Wednesday, February 2, 2011

Day 11 - request context : a necessary evil ?

I'm right in the modules and more precisely the module context. First, let me try to explain the idea.

Let's say you write a module that gets a domain as input and submits a request to various search engines (google, yahoo, bing) to figure out how many pages each of them indexes for this domain. You know nginx is asynchronous so you definitely should not be holding back while you are waiting for an answer from each of them. You should return to nginx saying "I have submitted my requests, come back to me when you have news from those connections". Now, nginx being a nice back will do exactly that : get back to you as soon as he has news from one of the search engines. Now, the problem is two-fold : first you have to figure which one and second you have to figure out when you are done. To do so, nginx offers you (the module developper) a mechanism called the module module context. It's fairly simple: it's a pointer to a memory zone you allocated and that nginx will keep for you as associated to this request and your module. Not only will it keep it for you, but it will also give it back to you if you ask nicely and provide a request. This is what I call an explicit context.

Now, when you are developing in a more "traditional way" (let's say PHP or Java) you don't bother about all this because the context is basically managed for you by the engine (it is both in the stack itself and/or in some thread-attached structure). The context is always associated with the thread and you don't have to bother. This is what I call an implicit context.
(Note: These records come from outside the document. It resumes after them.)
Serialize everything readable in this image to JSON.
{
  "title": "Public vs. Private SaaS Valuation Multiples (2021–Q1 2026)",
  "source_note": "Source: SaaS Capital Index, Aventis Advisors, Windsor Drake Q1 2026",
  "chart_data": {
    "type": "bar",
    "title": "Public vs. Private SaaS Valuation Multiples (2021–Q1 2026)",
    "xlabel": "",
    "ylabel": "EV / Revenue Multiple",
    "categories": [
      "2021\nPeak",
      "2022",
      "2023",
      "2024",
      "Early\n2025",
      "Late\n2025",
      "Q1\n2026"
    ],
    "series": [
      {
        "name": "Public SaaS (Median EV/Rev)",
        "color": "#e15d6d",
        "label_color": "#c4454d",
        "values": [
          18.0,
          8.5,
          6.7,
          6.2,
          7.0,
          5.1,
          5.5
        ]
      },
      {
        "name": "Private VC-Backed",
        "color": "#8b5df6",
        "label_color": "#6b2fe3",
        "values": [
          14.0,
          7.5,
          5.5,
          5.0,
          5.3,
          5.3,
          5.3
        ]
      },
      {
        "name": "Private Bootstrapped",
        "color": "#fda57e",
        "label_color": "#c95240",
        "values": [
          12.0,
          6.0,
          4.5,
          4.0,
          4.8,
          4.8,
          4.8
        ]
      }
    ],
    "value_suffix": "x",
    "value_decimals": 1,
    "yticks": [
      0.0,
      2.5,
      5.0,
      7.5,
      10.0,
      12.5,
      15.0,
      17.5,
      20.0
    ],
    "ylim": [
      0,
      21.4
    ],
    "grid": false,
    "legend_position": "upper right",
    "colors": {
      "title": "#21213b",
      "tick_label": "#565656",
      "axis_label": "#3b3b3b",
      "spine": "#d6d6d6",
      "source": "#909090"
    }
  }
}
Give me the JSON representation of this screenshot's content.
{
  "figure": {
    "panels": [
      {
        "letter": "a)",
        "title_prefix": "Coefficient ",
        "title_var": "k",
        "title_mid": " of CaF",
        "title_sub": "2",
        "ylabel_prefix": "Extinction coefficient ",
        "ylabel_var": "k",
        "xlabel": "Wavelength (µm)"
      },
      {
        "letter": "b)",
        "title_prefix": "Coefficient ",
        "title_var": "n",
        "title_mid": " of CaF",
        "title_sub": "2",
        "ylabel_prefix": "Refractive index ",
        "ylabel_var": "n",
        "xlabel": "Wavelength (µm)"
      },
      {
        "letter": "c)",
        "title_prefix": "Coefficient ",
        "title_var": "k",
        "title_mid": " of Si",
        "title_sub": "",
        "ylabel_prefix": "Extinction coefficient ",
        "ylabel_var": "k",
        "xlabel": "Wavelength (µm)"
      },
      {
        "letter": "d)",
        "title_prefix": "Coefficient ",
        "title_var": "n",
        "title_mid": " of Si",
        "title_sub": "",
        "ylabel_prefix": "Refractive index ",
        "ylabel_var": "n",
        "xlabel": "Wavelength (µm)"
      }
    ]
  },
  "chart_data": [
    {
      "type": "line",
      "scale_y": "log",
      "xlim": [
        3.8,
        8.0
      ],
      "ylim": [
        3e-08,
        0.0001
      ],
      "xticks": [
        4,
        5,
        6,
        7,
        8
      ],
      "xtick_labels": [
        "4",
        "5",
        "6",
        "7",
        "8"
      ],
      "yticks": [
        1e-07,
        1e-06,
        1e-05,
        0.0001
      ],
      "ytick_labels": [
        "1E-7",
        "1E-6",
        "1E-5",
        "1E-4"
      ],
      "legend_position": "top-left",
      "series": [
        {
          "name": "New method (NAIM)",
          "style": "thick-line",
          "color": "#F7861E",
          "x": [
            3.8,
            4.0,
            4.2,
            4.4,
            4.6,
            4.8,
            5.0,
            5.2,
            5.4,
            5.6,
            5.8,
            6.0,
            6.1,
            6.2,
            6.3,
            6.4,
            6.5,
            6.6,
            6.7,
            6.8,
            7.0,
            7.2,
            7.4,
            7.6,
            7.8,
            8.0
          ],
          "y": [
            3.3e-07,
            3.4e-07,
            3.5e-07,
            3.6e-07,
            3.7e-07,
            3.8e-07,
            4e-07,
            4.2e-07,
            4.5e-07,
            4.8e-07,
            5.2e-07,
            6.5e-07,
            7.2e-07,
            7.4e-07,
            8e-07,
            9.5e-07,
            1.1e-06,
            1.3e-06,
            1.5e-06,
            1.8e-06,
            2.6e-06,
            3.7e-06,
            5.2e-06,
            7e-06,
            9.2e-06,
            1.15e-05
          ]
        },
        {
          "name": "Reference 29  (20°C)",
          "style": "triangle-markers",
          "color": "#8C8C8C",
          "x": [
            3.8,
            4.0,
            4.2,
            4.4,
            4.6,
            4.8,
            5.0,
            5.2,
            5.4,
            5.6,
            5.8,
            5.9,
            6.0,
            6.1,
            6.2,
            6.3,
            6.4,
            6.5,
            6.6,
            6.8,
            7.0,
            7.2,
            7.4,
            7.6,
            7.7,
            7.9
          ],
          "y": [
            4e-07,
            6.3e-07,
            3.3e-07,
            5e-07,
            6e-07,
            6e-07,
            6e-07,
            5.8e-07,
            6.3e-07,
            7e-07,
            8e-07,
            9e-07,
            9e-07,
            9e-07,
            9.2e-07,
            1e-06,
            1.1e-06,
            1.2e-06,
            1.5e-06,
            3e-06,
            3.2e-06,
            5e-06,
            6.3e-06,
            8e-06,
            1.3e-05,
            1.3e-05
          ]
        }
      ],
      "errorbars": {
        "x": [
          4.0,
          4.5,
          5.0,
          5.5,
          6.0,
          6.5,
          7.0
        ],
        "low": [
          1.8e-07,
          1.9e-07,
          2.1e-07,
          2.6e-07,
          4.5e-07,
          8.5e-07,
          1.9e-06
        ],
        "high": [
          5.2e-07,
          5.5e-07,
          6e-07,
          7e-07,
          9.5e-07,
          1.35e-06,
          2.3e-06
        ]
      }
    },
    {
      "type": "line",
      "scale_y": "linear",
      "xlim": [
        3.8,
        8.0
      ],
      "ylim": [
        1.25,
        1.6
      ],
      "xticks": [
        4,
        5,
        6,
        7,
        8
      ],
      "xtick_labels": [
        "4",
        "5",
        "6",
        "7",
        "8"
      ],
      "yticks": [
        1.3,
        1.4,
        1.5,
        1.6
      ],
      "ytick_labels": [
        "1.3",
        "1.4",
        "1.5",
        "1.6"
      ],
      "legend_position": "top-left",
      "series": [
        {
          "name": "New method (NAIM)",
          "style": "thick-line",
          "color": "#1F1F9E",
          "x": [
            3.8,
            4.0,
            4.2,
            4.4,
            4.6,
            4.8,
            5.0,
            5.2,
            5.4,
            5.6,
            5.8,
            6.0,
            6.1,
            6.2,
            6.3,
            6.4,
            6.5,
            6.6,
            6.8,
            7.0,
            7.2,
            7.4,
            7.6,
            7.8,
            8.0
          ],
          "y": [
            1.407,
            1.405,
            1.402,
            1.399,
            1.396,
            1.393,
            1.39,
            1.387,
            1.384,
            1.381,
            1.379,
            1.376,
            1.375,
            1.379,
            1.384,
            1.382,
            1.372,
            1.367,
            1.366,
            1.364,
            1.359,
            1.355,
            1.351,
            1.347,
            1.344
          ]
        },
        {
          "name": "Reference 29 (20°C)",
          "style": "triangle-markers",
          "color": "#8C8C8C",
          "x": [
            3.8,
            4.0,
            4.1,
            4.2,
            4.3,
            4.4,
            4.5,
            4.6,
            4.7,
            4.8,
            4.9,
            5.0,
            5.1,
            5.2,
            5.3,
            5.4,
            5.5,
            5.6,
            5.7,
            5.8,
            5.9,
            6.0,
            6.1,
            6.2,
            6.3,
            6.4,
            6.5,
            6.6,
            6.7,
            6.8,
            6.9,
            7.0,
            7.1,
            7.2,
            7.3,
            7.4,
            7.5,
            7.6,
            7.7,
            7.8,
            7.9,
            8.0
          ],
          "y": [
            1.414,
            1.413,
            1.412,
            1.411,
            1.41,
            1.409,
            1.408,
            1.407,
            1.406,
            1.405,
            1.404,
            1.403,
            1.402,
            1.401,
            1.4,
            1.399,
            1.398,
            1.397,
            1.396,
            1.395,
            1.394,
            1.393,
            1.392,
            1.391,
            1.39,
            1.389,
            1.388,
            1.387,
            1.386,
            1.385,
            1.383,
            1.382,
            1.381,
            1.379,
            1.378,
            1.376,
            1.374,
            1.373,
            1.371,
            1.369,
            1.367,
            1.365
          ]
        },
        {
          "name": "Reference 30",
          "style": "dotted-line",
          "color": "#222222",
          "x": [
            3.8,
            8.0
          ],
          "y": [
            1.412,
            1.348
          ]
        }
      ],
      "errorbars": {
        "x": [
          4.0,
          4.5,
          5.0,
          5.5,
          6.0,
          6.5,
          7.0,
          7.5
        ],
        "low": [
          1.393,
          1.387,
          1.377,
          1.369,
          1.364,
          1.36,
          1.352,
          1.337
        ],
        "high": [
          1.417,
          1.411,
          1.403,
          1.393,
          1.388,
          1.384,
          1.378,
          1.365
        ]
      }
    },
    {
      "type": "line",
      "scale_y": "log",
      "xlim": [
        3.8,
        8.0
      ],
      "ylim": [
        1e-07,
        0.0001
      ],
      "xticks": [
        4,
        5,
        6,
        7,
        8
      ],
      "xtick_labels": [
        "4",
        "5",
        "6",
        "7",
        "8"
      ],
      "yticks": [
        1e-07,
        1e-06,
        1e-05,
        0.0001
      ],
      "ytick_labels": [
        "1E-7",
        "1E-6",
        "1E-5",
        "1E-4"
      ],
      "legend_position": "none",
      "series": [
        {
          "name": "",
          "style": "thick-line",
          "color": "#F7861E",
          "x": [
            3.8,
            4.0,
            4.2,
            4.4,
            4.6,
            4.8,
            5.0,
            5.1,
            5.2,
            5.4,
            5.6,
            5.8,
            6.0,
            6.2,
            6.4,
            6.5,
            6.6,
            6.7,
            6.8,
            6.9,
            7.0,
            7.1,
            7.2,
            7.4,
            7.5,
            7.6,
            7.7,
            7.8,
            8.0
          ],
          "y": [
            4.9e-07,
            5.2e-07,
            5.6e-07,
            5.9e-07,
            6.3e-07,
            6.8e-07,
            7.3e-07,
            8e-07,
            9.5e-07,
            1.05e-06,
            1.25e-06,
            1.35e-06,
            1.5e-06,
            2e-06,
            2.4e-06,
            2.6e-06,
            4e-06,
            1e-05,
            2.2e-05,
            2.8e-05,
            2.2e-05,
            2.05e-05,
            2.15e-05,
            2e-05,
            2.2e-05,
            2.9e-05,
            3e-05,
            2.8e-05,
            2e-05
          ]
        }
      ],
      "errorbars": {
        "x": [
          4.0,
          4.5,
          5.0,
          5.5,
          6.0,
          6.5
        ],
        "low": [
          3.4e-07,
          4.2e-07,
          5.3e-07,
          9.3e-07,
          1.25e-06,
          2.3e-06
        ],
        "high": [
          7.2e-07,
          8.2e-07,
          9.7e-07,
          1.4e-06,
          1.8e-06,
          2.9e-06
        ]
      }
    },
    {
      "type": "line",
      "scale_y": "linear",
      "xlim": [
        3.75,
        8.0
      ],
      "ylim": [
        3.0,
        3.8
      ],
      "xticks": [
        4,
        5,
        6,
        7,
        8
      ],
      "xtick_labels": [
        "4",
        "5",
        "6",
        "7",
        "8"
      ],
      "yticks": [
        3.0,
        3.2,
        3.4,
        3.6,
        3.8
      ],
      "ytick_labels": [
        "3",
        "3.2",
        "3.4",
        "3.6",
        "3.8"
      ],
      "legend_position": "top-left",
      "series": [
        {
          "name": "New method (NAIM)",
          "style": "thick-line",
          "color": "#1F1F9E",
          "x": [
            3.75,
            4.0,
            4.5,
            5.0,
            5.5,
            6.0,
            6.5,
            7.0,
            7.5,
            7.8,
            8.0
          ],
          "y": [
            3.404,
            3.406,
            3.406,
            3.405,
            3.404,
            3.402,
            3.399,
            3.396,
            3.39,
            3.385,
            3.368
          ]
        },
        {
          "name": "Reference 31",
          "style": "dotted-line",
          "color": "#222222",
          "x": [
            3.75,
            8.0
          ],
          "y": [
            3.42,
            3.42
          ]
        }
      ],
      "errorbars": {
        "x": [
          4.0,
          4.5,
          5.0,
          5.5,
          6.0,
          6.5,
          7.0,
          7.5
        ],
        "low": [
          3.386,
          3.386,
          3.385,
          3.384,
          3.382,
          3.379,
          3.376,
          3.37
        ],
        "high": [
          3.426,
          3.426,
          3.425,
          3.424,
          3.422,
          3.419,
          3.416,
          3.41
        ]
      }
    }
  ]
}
Both approaches are fine. The explicit context is geared towards performance at the cost of developers nightmares. The implicit context makes developers life easier but is suboptimal (you end up with a bunch of things you don't need in your context.

If I had a magic wand (or if I was smarter) I would create a programming model (or would that need to be a language of itself) where it would be easy to decide what to put in your context. You could decide to put "all sockets I'm going to open from now on" or the good-old stack, or some kind of closure (in the style of javascript where you end up with pretty much everything and the kitchen sink in your context). Food for thought...

As I'm already having trouble figuring out how a web server works, I'll forget about this and get back to my original journey.